Ace says yes. I’m not convinced.
If Donald Trump is right, and George W. Bush deliberately schemed with his neo-con advisers to “lie” us into a phony war with Iraq, what does that say about the average Republican voter who supported Bush from 1999, voted for him, defended him through the recount, cried with him on 9/11, agreed with him on Iraq, defended him from ceaseless liberal attacks on him during the war, defended him from Obama’s never-expiring “Blame Bush” blame-shifting, etc.?
If Trump is right, then we’re not just wrong to have supported him. If Trump’s right, we’re goddamned rubes and fools to have defended this Actual Hitler-Level Monster for going on 17 years now…
This is a long way of saying Trump specifically and completely contradicted a belief that 75-80% of Republicans have about Bush — that he was a fundamentally decent man, perhaps overwhelmed by a very difficult period, who made an erroneous decision based on incomplete information — and instead offered a new belief, that Bush deliberately lied about Iraq’s WMD’s, a position that 75-80% of Republicans have long not only rejected but have been actively hostile towards…
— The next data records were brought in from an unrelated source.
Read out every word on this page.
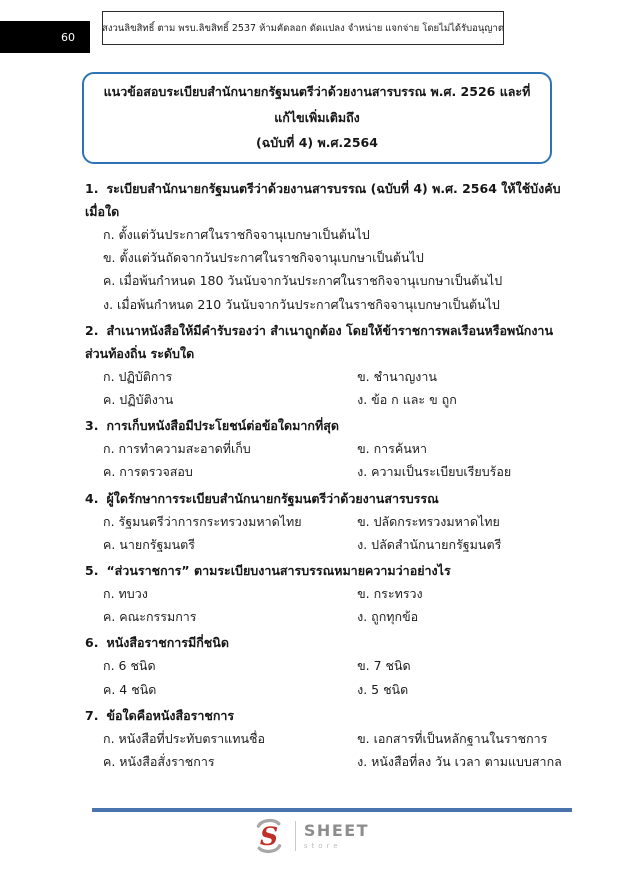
60
สงวนลิขสิทธิ์ ตาม พรบ.ลิขสิทธิ์ 2537 ห้ามคัดลอก ดัดแปลง จำหน่าย แจกจ่าย โดยไม่ได้รับอนุญาต
แนวข้อสอบระเบียบสำนักนายกรัฐมนตรีว่าด้วยงานสารบรรณ พ.ศ. 2526 และที่แก้ไขเพิ่มเติมถึง
(ฉบับที่ 4) พ.ศ.2564
1. ระเบียบสำนักนายกรัฐมนตรีว่าด้วยงานสารบรรณ (ฉบับที่ 4) พ.ศ. 2564 ให้ใช้บังคับเมื่อใด
ก. ตั้งแต่วันประกาศในราชกิจจานุเบกษาเป็นต้นไป
ข. ตั้งแต่วันถัดจากวันประกาศในราชกิจจานุเบกษาเป็นต้นไป
ค. เมื่อพ้นกำหนด 180 วันนับจากวันประกาศในราชกิจจานุเบกษาเป็นต้นไป
ง. เมื่อพ้นกำหนด 210 วันนับจากวันประกาศในราชกิจจานุเบกษาเป็นต้นไป
2. สำเนาหนังสือให้มีคำรับรองว่า สำเนาถูกต้อง โดยให้ข้าราชการพลเรือนหรือพนักงานส่วนท้องถิ่น ระดับใด
ก. ปฏิบัติการ	ข. ชำนาญงาน
ค. ปฏิบัติงาน	ง. ข้อ ก และ ข ถูก
3. การเก็บหนังสือมีประโยชน์ต่อข้อใดมากที่สุด
ก. การทำความสะอาดที่เก็บ	ข. การค้นหา
ค. การตรวจสอบ	ง. ความเป็นระเบียบเรียบร้อย
4. ผู้ใดรักษาการระเบียบสำนักนายกรัฐมนตรีว่าด้วยงานสารบรรณ
ก. รัฐมนตรีว่าการกระทรวงมหาดไทย	ข. ปลัดกระทรวงมหาดไทย
ค. นายกรัฐมนตรี	ง. ปลัดสำนักนายกรัฐมนตรี
5. “ส่วนราชการ” ตามระเบียบงานสารบรรณหมายความว่าอย่างไร
ก. ทบวง	ข. กระทรวง
ค. คณะกรรมการ	ง. ถูกทุกข้อ
6. หนังสือราชการมีกี่ชนิด
ก. 6 ชนิด	ข. 7 ชนิด
ค. 4 ชนิด	ง. 5 ชนิด
7. ข้อใดคือหนังสือราชการ
ก. หนังสือที่ประทับตราแทนชื่อ	ข. เอกสารที่เป็นหลักฐานในราชการ
ค. หนังสือสั่งราชการ	ง. หนังสือที่ลง วัน เวลา ตามแบบสากล
S SHEET
store
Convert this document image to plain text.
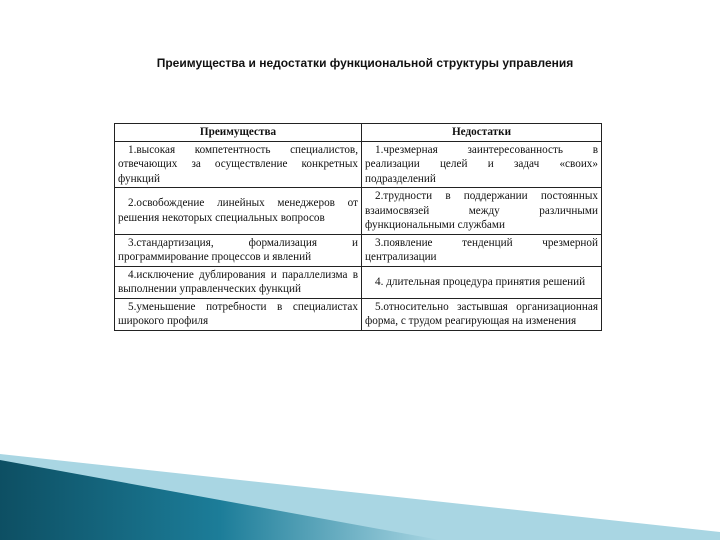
Преимущества и недостатки функциональной структуры управления
Преимущества	Недостатки
1.высокая компетентность специалистов, отвечающих за осуществление конкретных функций	1.чрезмерная заинтересованность в реализации целей и задач «своих» подразделений
2.освобождение линейных менеджеров от решения некоторых специальных вопросов	2.трудности в поддержании постоянных взаимосвязей между различными функциональными службами
3.стандартизация, формализация и программирование процессов и явлений	3.появление тенденций чрезмерной централизации
4.исключение дублирования и параллелизма в выполнении управленческих функций	4. длительная процедура принятия решений
5.уменьшение потребности в специалистах широкого профиля	5.относительно застывшая организационная форма, с трудом реагирующая на изменения
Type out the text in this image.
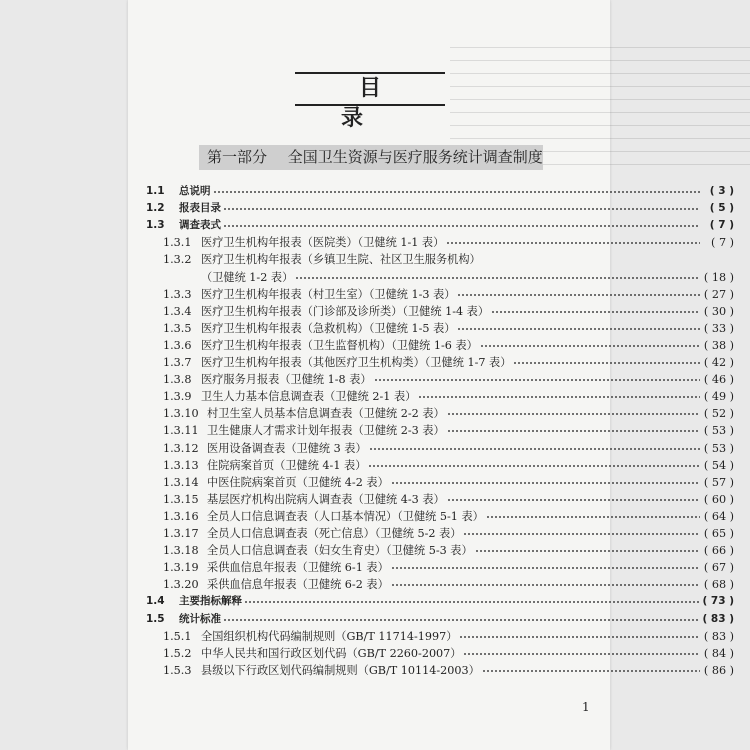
目 录
第一部分 全国卫生资源与医疗服务统计调查制度
1.1 总说明	( 3 )
1.2 报表目录	( 5 )
1.3 调查表式	( 7 )
1.3.1 医疗卫生机构年报表（医院类）（卫健统 1-1 表）	( 7 )
1.3.2 医疗卫生机构年报表（乡镇卫生院、社区卫生服务机构）
（卫健统 1-2 表）	( 18 )
1.3.3 医疗卫生机构年报表（村卫生室）（卫健统 1-3 表）	( 27 )
1.3.4 医疗卫生机构年报表（门诊部及诊所类）（卫健统 1-4 表）	( 30 )
1.3.5 医疗卫生机构年报表（急救机构）（卫健统 1-5 表）	( 33 )
1.3.6 医疗卫生机构年报表（卫生监督机构）（卫健统 1-6 表）	( 38 )
1.3.7 医疗卫生机构年报表（其他医疗卫生机构类）（卫健统 1-7 表）	( 42 )
1.3.8 医疗服务月报表（卫健统 1-8 表）	( 46 )
1.3.9 卫生人力基本信息调查表（卫健统 2-1 表）	( 49 )
1.3.10 村卫生室人员基本信息调查表（卫健统 2-2 表）	( 52 )
1.3.11 卫生健康人才需求计划年报表（卫健统 2-3 表）	( 53 )
1.3.12 医用设备调查表（卫健统 3 表）	( 53 )
1.3.13 住院病案首页（卫健统 4-1 表）	( 54 )
1.3.14 中医住院病案首页（卫健统 4-2 表）	( 57 )
1.3.15 基层医疗机构出院病人调查表（卫健统 4-3 表）	( 60 )
1.3.16 全员人口信息调查表（人口基本情况）（卫健统 5-1 表）	( 64 )
1.3.17 全员人口信息调查表（死亡信息）（卫健统 5-2 表）	( 65 )
1.3.18 全员人口信息调查表（妇女生育史）（卫健统 5-3 表）	( 66 )
1.3.19 采供血信息年报表（卫健统 6-1 表）	( 67 )
1.3.20 采供血信息年报表（卫健统 6-2 表）	( 68 )
1.4 主要指标解释	( 73 )
1.5 统计标准	( 83 )
1.5.1 全国组织机构代码编制规则（GB/T 11714-1997）	( 83 )
1.5.2 中华人民共和国行政区划代码（GB/T 2260-2007）	( 84 )
1.5.3 县级以下行政区划代码编制规则（GB/T 10114-2003）	( 86 )
1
I think Trump, who has been a past-master at getting people to buy-in to a very low-cost premise — “Let’s Make America Great Again” — just made a very high cost premise central to buying into him.
[….]
I think that, at this stage of the game, if you’re still open to Trump then nothing he says about Bush or Iraq is going to sway you. If you’ve sat through 20 Ted Cruz commercials a day in South Carolina attacking him as a phony conservative, a pro-choicer, and a parasite using eminent domain to prey on the working class, “Bush lied” isn’t the straw that’ll break the camel’s back. If anything, it’s all part of Trump’s Republican reboot. Trumpmania is a catharsis, repudiating the establishment and its idols (except Reagan, who’s simply too sanctified). If Bush gets caught up in that, eh. That’s all part of Year Zero. If Trump ends up paying a price for this, I think it’s more likely to come after he’s the nominee and some segment of conservatives decides that they can’t in good conscience support him in the general. “Bush lied!” will be part of a long list of disqualifying Trump positions for those righties once the time comes to make their break. For most Republicans it’ll be absorbed and put aside — but keep an eye on what happens this week as Dubya hits the trail for Jeb. The fact that he’ll be right there in front of South Carolinians, reminding them of how much they like him, makes Ace’s theory stronger than I would otherwise expect.